An air-filled capacitor consists of two parallel plates, each with an area of 7.60 cm2, separated by a distance of 1.70 mm.
(a) If a 16.0 V potential difference is applied to these plates, calculate the electric field between the plates.
kV/m
(b) What is the surface charge density?
nC/m2
(c) What is the capacitance?
pF
(d) Find the charge on each plate.
pC
To solve this problem, we need to use the formulas and principles related to capacitors and electric fields. Let's break down the problem step by step:
(a) Electric field between the plates:
The electric field between the plates of a capacitor is given by the formula:
E = V / d
Where E is the electric field, V is the potential difference, and d is the distance between the plates.
Given values:
V = 16.0 V
d = 1.70 mm = 0.0017 m
Plugging in these values into the formula, we have:
E = 16.0 V / 0.0017 m
Calculating this expression, we find that the electric field between the plates is approximately 9411.8 V/m.
(b) Surface charge density:
The surface charge density of a capacitor is given by the formula:
σ = Q / A
Where σ is the surface charge density, Q is the charge on the plates, and A is the area of each plate.
Given values:
A = 7.60 cm² = 0.00076 m²
To find the surface charge density, we need to determine the charge on the plates. We will find this in part (d) and then use the value to calculate the surface charge density in this part.
(c) Capacitance:
The capacitance of a parallel plate capacitor is given by the formula:
C = ε₀ * (A / d)
Where C is the capacitance, ε₀ is the vacuum permittivity (≈ 8.85 x 10^-12 F/m), A is the area of each plate, and d is the distance between the plates.
Given values:
A = 7.60 cm² = 0.00076 m²
d = 1.70 mm = 0.0017 m
Plugging in these values into the formula, we have:
C = (8.85 x 10^-12 F/m) * (0.00076 m² / 0.0017 m)

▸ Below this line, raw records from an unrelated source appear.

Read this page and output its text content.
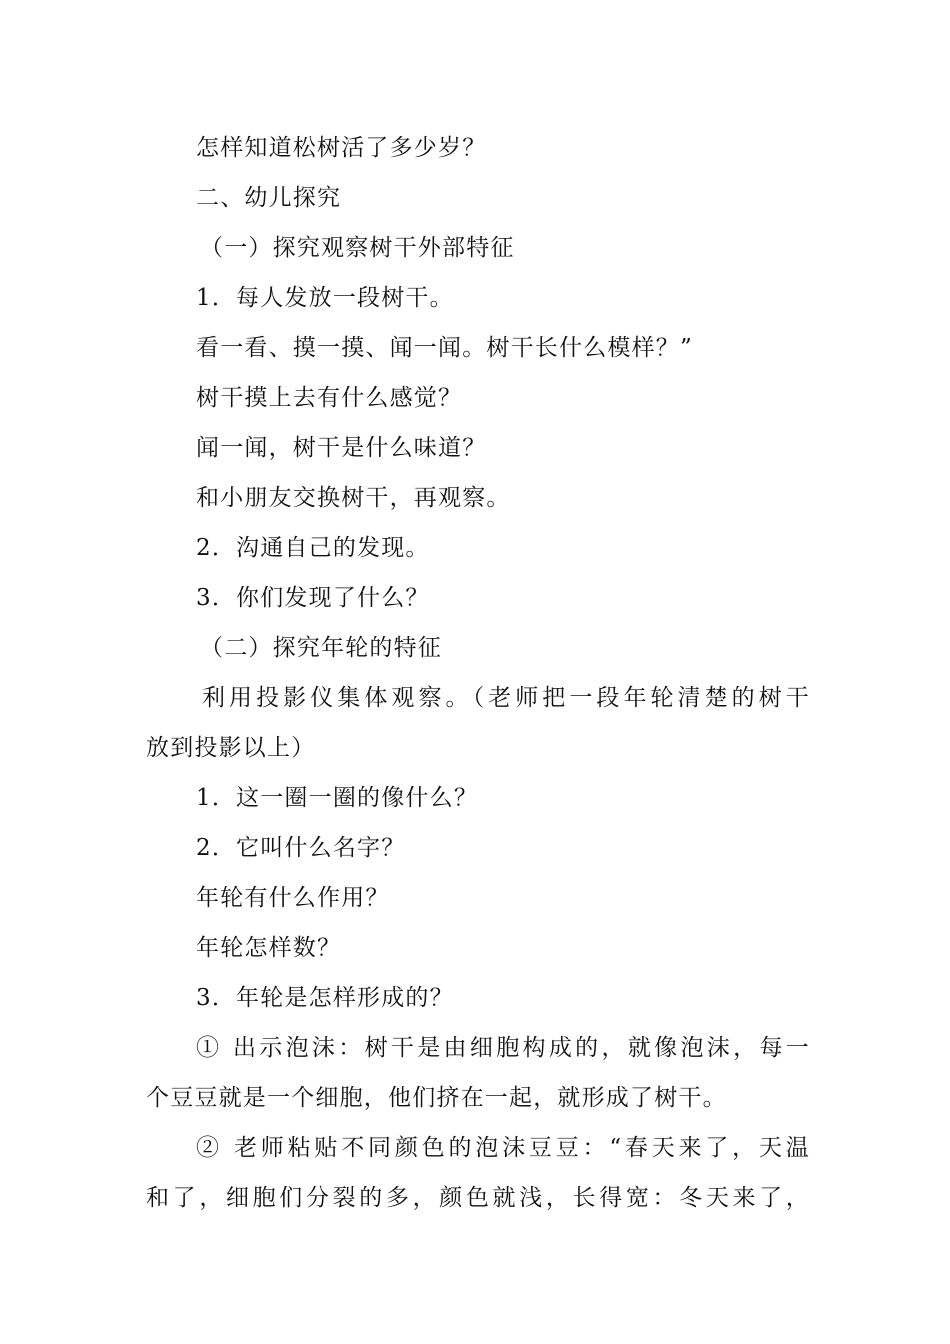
怎样知道松树活了多少岁？
二、幼儿探究
（一）探究观察树干外部特征
1．每人发放一段树干。
看一看、摸一摸、闻一闻。树干长什么模样？”
树干摸上去有什么感觉？
闻一闻，树干是什么味道？
和小朋友交换树干，再观察。
2．沟通自己的发现。
3．你们发现了什么？
（二）探究年轮的特征
利用投影仪集体观察。（老师把一段年轮清楚的树干
放到投影以上）
1．这一圈一圈的像什么？
2．它叫什么名字？
年轮有什么作用？
年轮怎样数？
3．年轮是怎样形成的？
① 出示泡沫：树干是由细胞构成的，就像泡沫，每一
个豆豆就是一个细胞，他们挤在一起，就形成了树干。
② 老师粘贴不同颜色的泡沫豆豆：“春天来了，天温
和了，细胞们分裂的多，颜色就浅，长得宽：冬天来了，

Calculating this expression, we find that the capacitance is approximately 3.99 pF.
(d) Charge on each plate:
To find the charge on each plate, we will use the formula:
Q = C * V
Where Q is the charge on each plate, C is the capacitance, and V is the potential difference applied to the plates.
Given values:
C = 3.99 pF = 3.99 x 10^-12 F
V = 16.0 V
Plugging in these values into the formula, we have:
Q = (3.99 x 10^-12 F) * (16.0 V)
Calculating this expression, we find that the charge on each plate is approximately 6.38 pC.
So, to summarize:
(a) The electric field between the plates is approximately 9411.8 V/m.
(b) The surface charge density is dependent on the charge on the plates, which we will calculate in part (d).
(c) The capacitance is approximately 3.99 pF.
(d) The charge on each plate is approximately 6.38 pC.